Calls are growing for Kiwi rugby league great Benji Marshall to be the NRL's 14th immortal.
After turning back the clock with his performance for South Sydney Rabbitohs in the 2021 NRL season, some of the rugby league's greats have called for him to receive the competition's highest honour.
At 36, the league's oldest active player has started his 19th season on fire, with three tries, three try assists and a total of 322 running metres, and has contributed six linebreak assists.
The Rabbitohs have compiled seven straight wins, after an opening-round loss to Melbourne Storm, announcing themselves as genuine title contenders.
After West Tigers released him at the end of the 2020 season, Marshall considered retirement, but got a late phone call from Souths coach Wayne Bennett a month before the season to extend his career into a 19th year.
His scintillating performances have the greats in awe.
In fact, NZ Warriors advisor and rugby league icon Phil Gould has called for Marshall to receive the NRL's highest honour.

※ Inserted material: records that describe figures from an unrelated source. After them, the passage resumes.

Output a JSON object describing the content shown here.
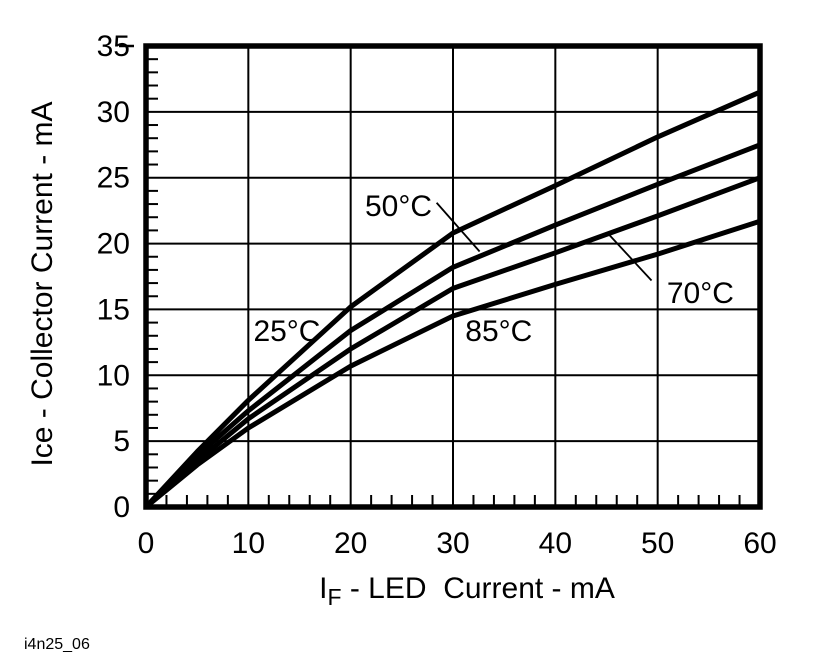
{
  "figure": {
    "id_label": "i4n25_06",
    "background": "#ffffff",
    "ink": "#000000"
  },
  "chart_data": {
    "type": "line",
    "title": "",
    "ylabel": "Ice - Collector Current - mA",
    "xlabel": "IF - LED  Current - mA",
    "xlabel_parts": {
      "prefix": "I",
      "sub": "F",
      "rest": " - LED  Current - mA"
    },
    "xlim": [
      0,
      60
    ],
    "ylim": [
      0,
      35
    ],
    "x_major_ticks": [
      0,
      10,
      20,
      30,
      40,
      50,
      60
    ],
    "y_major_ticks": [
      0,
      5,
      10,
      15,
      20,
      25,
      30,
      35
    ],
    "x_minor_step": 2,
    "y_minor_step": 1,
    "grid": true,
    "legend_position": "inline-labels",
    "x": [
      0,
      5,
      10,
      20,
      30,
      40,
      50,
      60
    ],
    "series": [
      {
        "name": "25°C",
        "values": [
          0,
          4.2,
          8.1,
          15.2,
          20.8,
          24.4,
          28.1,
          31.5
        ]
      },
      {
        "name": "50°C",
        "values": [
          0,
          3.9,
          7.3,
          13.4,
          18.2,
          21.4,
          24.5,
          27.5
        ]
      },
      {
        "name": "70°C",
        "values": [
          0,
          3.5,
          6.7,
          12.0,
          16.6,
          19.3,
          22.1,
          25.0
        ]
      },
      {
        "name": "85°C",
        "values": [
          0,
          3.2,
          6.0,
          10.7,
          14.5,
          16.9,
          19.2,
          21.7
        ]
      }
    ],
    "annotations": [
      {
        "text": "25°C",
        "x": 10.5,
        "y": 12.6,
        "anchor": "start"
      },
      {
        "text": "50°C",
        "x": 21.4,
        "y": 22.1,
        "anchor": "start",
        "leader": {
          "x1": 28.4,
          "y1": 23.1,
          "x2": 32.6,
          "y2": 19.4
        }
      },
      {
        "text": "70°C",
        "x": 50.9,
        "y": 15.5,
        "anchor": "start",
        "leader": {
          "x1": 45.1,
          "y1": 20.8,
          "x2": 49.4,
          "y2": 17.2
        }
      },
      {
        "text": "85°C",
        "x": 31.2,
        "y": 12.6,
        "anchor": "start"
      }
    ]
  }
}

"He's an Immortal, whether they give it to him or not," Gould tweets.
An NRL Immortal comprises the competition's greatest players. The concept was originally started by Australian sport magazine Rugby League Week in 1981, before the NRL took it over in 2018.

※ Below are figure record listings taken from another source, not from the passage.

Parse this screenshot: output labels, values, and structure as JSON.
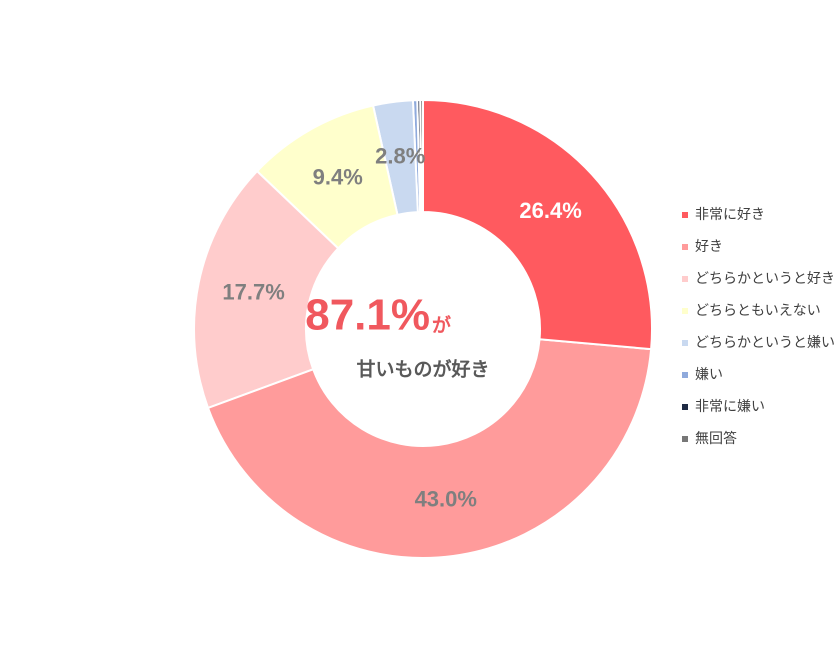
{
  "chart_data": {
    "type": "donut",
    "categories": [
      "非常に好き",
      "好き",
      "どちらかというと好き",
      "どちらともいえない",
      "どちらかというと嫌い",
      "嫌い",
      "非常に嫌い",
      "無回答"
    ],
    "values": [
      26.4,
      43.0,
      17.7,
      9.4,
      2.8,
      0.3,
      0.2,
      0.2
    ],
    "value_labels": [
      "26.4%",
      "43.0%",
      "17.7%",
      "9.4%",
      "2.8%",
      null,
      null,
      null
    ],
    "colors": [
      "#ff5a5f",
      "#ff9b9b",
      "#ffcccc",
      "#ffffcc",
      "#c9d9f0",
      "#8faadc",
      "#1f2a44",
      "#777777"
    ],
    "value_label_colors": [
      "#ffffff",
      "#7f7f7f",
      "#7f7f7f",
      "#7f7f7f",
      "#7f7f7f",
      null,
      null,
      null
    ],
    "legend": "right",
    "annotations": [
      "87.1%",
      "が",
      "甘いものが好き"
    ]
  }
}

There are currently 13 Immortals - Clive Churchill, Bob Fulton, John Raper, Reg Gasnier Graeme Langlands, Wally Lewis, Arthur Beetson, Andrew Johns, Herbert 'Dally' Messenger, Frank Burge, Dave Brown, Norm Provan and Mal Meninga.
To be eligible for Immortal status, Marshall must first achieve a spot in the NRL Hall of Fame.
"With the new rules and the quicker ruck, he's got more time with the ball in his hands and more space,"Andrew 'Joey' Johns - the eighth Immortal tells Nine's Wide World of Sports. "That's a deadly combination for a crafty player like Benji.
"He's also one of the rare players remaining in the competition, who simply reacts to the defence. He doesn't premeditate.
"His deception with the ball is an art form, hiding the ball from the defence, which stops them in their tracks.
"He looks in before playing out, he looks to run before kicking. It's like watching an artist at work.
"He's become the modern-day Michelangelo - the artist, not the ninja turtle."
In Souths 34-20 victory over Canberra Raiders, Marshall brought up his 332th NRL appearance and became the most-capped NZ- born player.
Marshall's performances have rekindled memories of his glory days, on the way to the 2005 NRL Premiership, the NZ Kiwis' 2008 Rugby World Cup title and many countless displays he's put on in his career.